We have continually had to overcome hurdles and build novel solutions to cope with handling the acquisition of tens of thousands of different sample types; to process the resulting sequence data and make this public and accessible to original collaborators in an appropriate way; and to ensure that the standardized methods are up to date, and flexible enough to adapt to new information that is constantly being acquired about the data, biases in PCR primers, and technical issues with sequencing platforms. We are currently at the stage of trying to coalesce the first 20-30,000 samples into a single OTU matrix that can be used to start exploring how microbial communities assemble themselves across the globes myriad gradients of physicochemical parameters. The data are vast, and hence we are able to explore many nuanced differences within microbial ecosystems and between different biomes, but they are by no means perfect. Gaps in metadata, a lack of continuity in data fields between projects, and an imbalance between some environments compared to others, make these first analyses difficult to perform. While each project is in-of-itself an appropriate hypothesis driven study, we are still working to fill the gaps in our database that will enable the community of researchers that make up the EMP to test the broader hypotheses, which are manifold.

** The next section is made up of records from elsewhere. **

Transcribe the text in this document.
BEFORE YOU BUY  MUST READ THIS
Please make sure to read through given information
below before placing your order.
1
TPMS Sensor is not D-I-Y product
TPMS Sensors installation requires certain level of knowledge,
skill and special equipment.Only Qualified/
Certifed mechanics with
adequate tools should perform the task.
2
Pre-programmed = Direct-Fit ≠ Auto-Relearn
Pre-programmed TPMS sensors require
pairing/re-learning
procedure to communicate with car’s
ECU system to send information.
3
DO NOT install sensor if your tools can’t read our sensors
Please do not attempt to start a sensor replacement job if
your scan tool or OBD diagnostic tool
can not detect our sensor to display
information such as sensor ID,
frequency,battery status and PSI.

While we continue to explore new ways of processing and analyzing the data that has been generated, we are also continuing to acquire samples from new and exciting studies around the world. In fact, many research groups are working with us to plan studies that will specifically fill our research gaps, helping us to address primary scientific questions. We are continually keen to hear from any and all researchers, from all walks of life, and at any phase in their career, whether by email or in person, so that we can work as a community to refine and improve this project and the database of free, open-access information.
UPDATE by Jonathan Eisen – I have added a picture of Jack Gilbert from that Snowbird conference – climbing to the top of the mountain and surveying the Earth.